By Ed Bernacki | February 28, 2010
If manufacturers invest in research and development (R&D) for new ideas, processes and products that lead to tomorrow's profits, where do the service sectors invest for ideas for tomorrow's profits? Manufacturing innovation is well established. They invest in people, research and processes to create technologies or products that lead to future profits. They have are strategies for research and to commercialize ideas. This led me to consider two questions:
- How do service organizations innovate if there is no place for this to happen?
- If manufacturers invest in R&D to create new ideas, what is the equivalent concept for service organizations to create new ideas?
I believe most service have not answered these questions. Perhaps, by default, marketing is expected to create new ideas. Yet this seems a poor substitute for an expertise to innovate. Service sector leaders must direct resources (people, funds and processes) to tackle their challenges just as good manufacturers must.
Instead of R&D, I suggest a model of 'Insight, Design and Execution'. It may not mean a new department. Rather, invest in developing a capacity to innovate reflected by the skills of managers and staff to create ideas and to create opportunities to innovate. Here is an overview to start your thinking of this innovation process for the service sector:
Great ideas start with great insights into the challenges of customers and other stakeholders. This must be a proactive sophisticated search for insights that leads to new value adding ideas. Insights are often better than ideas. If you search for ideas, you will likely copy ideas that already exist. While useful, they may fall short of the type of ideas that are unique and marketable. Powerful insights lead to ideas that make you say, 'Why didn't I think of this before?' Often a great insight can be converted into a powerful idea by finishing this sentence: 'Wouldn't it be great if...'
Creating an idea is the first step. It must be enhanced and designed to maximize the experience or opportunity for the customer or stakeholder. We must develop sophisticated skills for managing our insights and ideas through this stage before execution. What drives design thinking are questions such as:
- What else is possible if we try this idea?

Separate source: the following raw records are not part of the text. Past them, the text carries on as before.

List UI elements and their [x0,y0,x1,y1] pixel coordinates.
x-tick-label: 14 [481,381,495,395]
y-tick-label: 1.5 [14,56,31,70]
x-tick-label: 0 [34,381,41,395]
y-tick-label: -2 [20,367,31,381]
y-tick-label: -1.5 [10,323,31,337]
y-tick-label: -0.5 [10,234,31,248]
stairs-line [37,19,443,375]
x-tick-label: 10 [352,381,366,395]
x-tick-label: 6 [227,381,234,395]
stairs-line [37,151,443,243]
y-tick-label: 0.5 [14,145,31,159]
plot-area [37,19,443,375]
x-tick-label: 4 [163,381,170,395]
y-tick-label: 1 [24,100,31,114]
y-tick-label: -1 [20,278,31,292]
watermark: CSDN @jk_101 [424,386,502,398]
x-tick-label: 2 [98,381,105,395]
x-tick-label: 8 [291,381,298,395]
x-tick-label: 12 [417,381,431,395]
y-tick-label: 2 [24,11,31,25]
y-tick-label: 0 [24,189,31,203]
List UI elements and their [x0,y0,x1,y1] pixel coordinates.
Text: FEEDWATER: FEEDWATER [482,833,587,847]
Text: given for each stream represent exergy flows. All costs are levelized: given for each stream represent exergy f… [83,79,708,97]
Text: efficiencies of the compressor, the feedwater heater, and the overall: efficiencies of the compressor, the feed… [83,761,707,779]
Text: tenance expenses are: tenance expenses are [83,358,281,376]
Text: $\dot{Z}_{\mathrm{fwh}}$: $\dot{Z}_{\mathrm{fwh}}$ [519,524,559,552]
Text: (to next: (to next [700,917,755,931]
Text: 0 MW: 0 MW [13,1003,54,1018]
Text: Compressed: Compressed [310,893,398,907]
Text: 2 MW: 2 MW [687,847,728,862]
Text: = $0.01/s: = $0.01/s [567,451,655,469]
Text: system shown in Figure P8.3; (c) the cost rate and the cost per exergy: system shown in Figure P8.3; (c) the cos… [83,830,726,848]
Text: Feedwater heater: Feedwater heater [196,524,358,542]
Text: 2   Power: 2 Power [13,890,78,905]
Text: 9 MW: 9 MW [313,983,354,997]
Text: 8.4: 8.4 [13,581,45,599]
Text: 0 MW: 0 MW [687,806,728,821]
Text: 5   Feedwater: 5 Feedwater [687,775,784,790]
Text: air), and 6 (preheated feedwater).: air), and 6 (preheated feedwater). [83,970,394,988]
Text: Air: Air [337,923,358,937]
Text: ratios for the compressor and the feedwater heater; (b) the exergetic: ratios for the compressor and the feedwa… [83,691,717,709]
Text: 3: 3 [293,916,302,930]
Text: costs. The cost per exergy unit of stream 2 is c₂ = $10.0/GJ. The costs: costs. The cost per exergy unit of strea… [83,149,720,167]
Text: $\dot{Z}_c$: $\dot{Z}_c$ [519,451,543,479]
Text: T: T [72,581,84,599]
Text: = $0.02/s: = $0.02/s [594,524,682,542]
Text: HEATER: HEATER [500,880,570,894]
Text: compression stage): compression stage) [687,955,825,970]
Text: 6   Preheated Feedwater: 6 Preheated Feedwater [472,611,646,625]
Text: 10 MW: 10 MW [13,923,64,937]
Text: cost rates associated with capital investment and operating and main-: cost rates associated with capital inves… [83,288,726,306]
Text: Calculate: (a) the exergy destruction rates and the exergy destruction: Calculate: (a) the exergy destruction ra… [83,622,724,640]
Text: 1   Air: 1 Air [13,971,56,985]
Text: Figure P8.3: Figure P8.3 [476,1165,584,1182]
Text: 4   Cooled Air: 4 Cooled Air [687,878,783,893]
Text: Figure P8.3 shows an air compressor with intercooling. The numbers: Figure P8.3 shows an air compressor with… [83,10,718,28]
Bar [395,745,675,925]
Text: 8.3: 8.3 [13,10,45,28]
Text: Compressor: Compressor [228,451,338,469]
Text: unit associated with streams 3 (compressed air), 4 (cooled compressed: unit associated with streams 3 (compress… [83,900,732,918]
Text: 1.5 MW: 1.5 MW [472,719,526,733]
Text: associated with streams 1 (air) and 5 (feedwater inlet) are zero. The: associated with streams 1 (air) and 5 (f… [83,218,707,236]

- How can we create value in the delivery of this idea?
- How should someone experience this idea? Focus on adding value to the design of the service, its delivery, branding
- and marketing.
Execution: Conviction to Act
There is no point acting on mediocre ideas. Once we know the idea is great, its execution must be as innovative as the idea. This involves both analytical thinking and creative thinking on behalf of people to fully exploit its potential. Many problems will be identified through the design of strategies and tactics to bring the idea to life. Service businesses should define these challenges on a page in the yearly strategic plans, perhaps called, "Innovations: plans for ID&E'. After all, if new thinking is important, how can innovative ideas be conceived, designed and implemented without resources? We plan for marketing, HR and operations, and provide resources. Service improvements and innovations must be intentional.
Innovative ideas should happen by design, not by default.